In simplest terms, quadraphonic is 4-channel audio, consisting of two front speakers and two rear speakers. The speakers are positioned in four corners of the listening space, and all four channels consist of completely independent audio. Introduced in the 1970s, quadraphonic wasn’t one format, but many competing, and largely incompatible, formats on different media. Quadraphonic was available on records, 8-track, and reel-to-reel. Quadraphonic was a commercial failure. The variety of competing formats coupled with the lack of hardware capable of reproducing quadraphonic sound doomed multi-channel audio to go the way of the dinosaur until the late 1980s, when multi-channel came back to the forefront with the home theater boom in the form of surround sound.

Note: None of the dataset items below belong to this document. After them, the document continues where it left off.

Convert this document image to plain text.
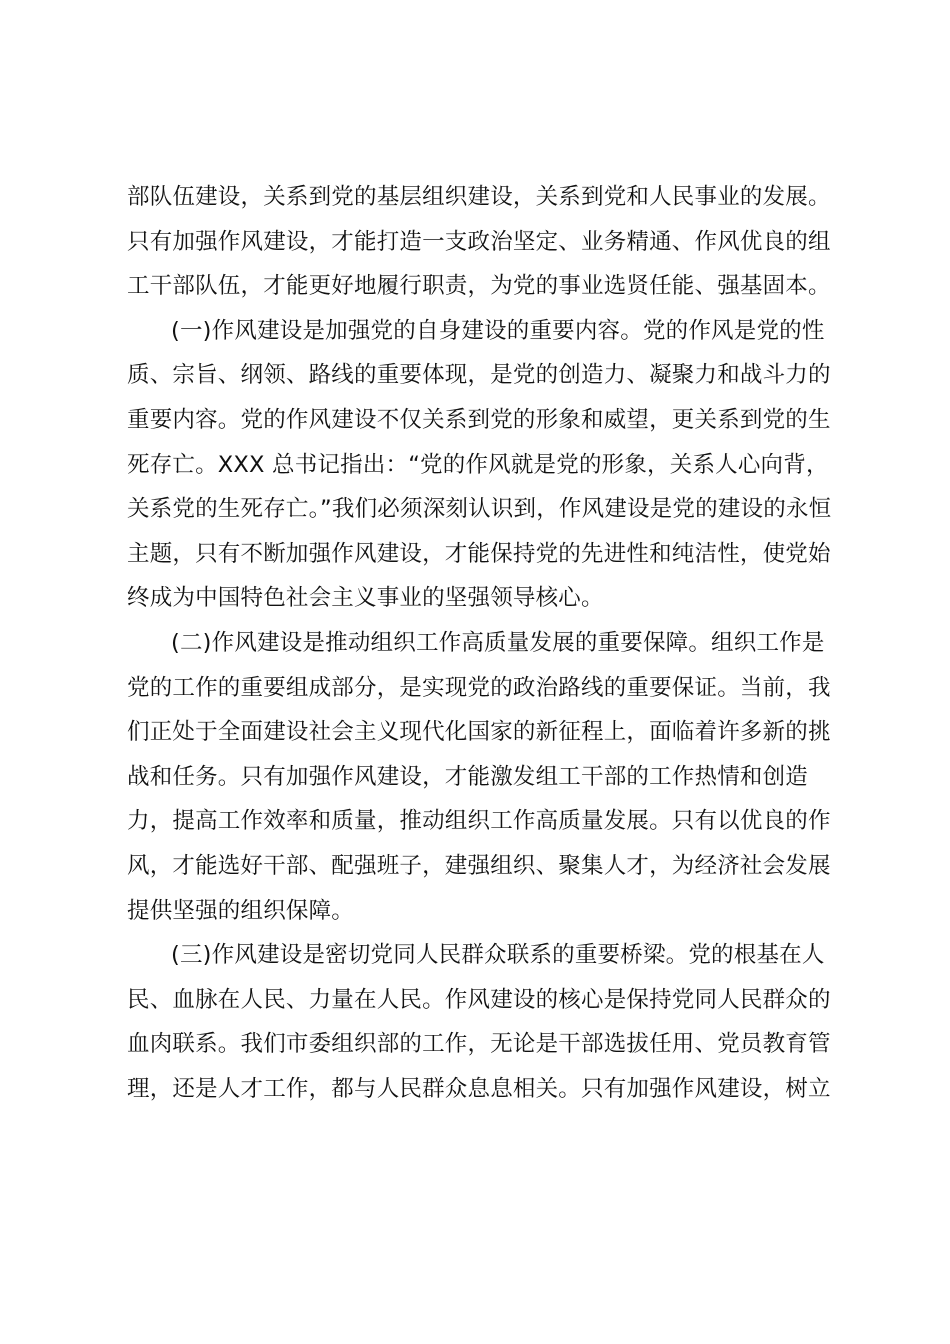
部队伍建设，关系到党的基层组织建设，关系到党和人民事业的发展。
只有加强作风建设，才能打造一支政治坚定、业务精通、作风优良的组
工干部队伍，才能更好地履行职责，为党的事业选贤任能、强基固本。
(一)作风建设是加强党的自身建设的重要内容。党的作风是党的性
质、宗旨、纲领、路线的重要体现，是党的创造力、凝聚力和战斗力的
重要内容。党的作风建设不仅关系到党的形象和威望，更关系到党的生
死存亡。XXX 总书记指出：“党的作风就是党的形象，关系人心向背，
关系党的生死存亡。”我们必须深刻认识到，作风建设是党的建设的永恒
主题，只有不断加强作风建设，才能保持党的先进性和纯洁性，使党始
终成为中国特色社会主义事业的坚强领导核心。
(二)作风建设是推动组织工作高质量发展的重要保障。组织工作是
党的工作的重要组成部分，是实现党的政治路线的重要保证。当前，我
们正处于全面建设社会主义现代化国家的新征程上，面临着许多新的挑
战和任务。只有加强作风建设，才能激发组工干部的工作热情和创造
力，提高工作效率和质量，推动组织工作高质量发展。只有以优良的作
风，才能选好干部、配强班子，建强组织、聚集人才，为经济社会发展
提供坚强的组织保障。
(三)作风建设是密切党同人民群众联系的重要桥梁。党的根基在人
民、血脉在人民、力量在人民。作风建设的核心是保持党同人民群众的
血肉联系。我们市委组织部的工作，无论是干部选拔任用、党员教育管
理，还是人才工作，都与人民群众息息相关。只有加强作风建设，树立
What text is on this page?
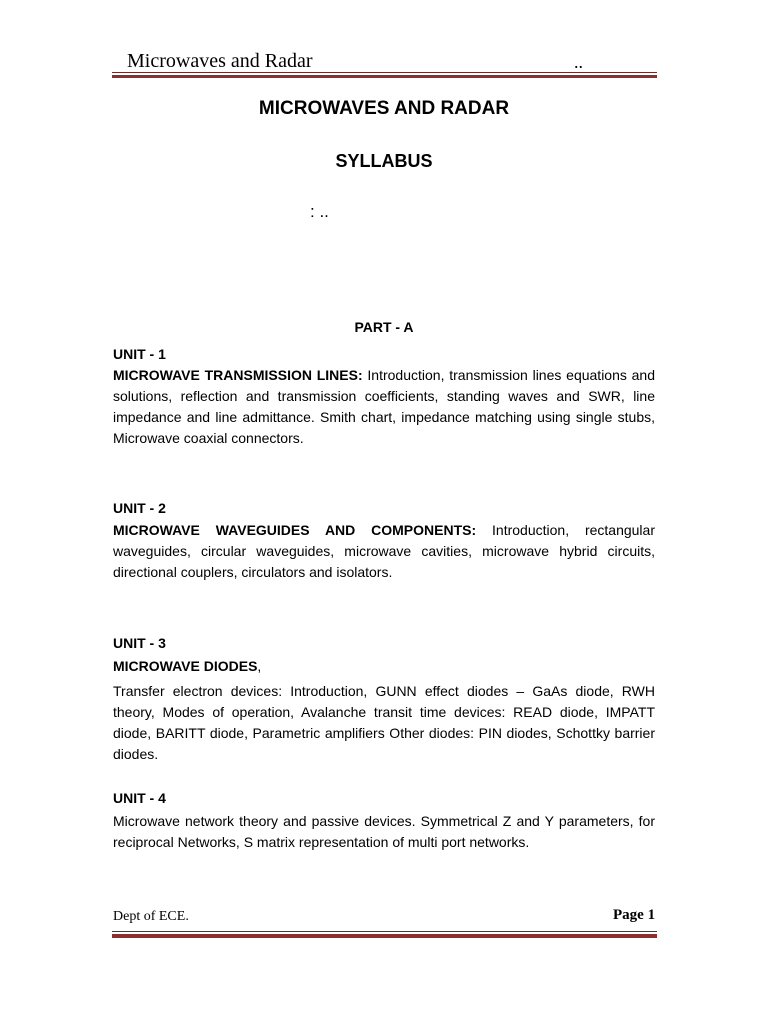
Microwaves and Radar	..
MICROWAVES AND RADAR
SYLLABUS
: ..
PART - A
UNIT - 1
MICROWAVE TRANSMISSION LINES: Introduction, transmission lines equations and solutions, reflection and transmission coefficients, standing waves and SWR, line impedance and line admittance. Smith chart, impedance matching using single stubs, Microwave coaxial connectors.
UNIT - 2
MICROWAVE WAVEGUIDES AND COMPONENTS: Introduction, rectangular waveguides, circular waveguides, microwave cavities, microwave hybrid circuits, directional couplers, circulators and isolators.
UNIT - 3
MICROWAVE DIODES,
Transfer electron devices: Introduction, GUNN effect diodes – GaAs diode, RWH theory, Modes of operation, Avalanche transit time devices: READ diode, IMPATT diode, BARITT diode, Parametric amplifiers Other diodes: PIN diodes, Schottky barrier diodes.
UNIT - 4
Microwave network theory and passive devices. Symmetrical Z and Y parameters, for reciprocal Networks, S matrix representation of multi port networks.
Dept of ECE.	Page 1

The quadraphonic formats that were available were:
CD-4: One of the less popular vinyl formats due to incompatibility issues and limited frequency response (topping out at 15kHz).
Q4: Said to be the best with fully discrete audio and full bandwidth. A reel-to-reel format.
Quad-8: An 8-track format.
SQ: (Surround Quadraphonic) Matrix quadraphonic for vinyl.
QS: Similar to SQ, but functioned almost exclusively on Sansui receivers.
Matrix H: Developed by the BBC as a means to broadcast quadraphonic audio over the air in a manner compatible with normal stereo receivers.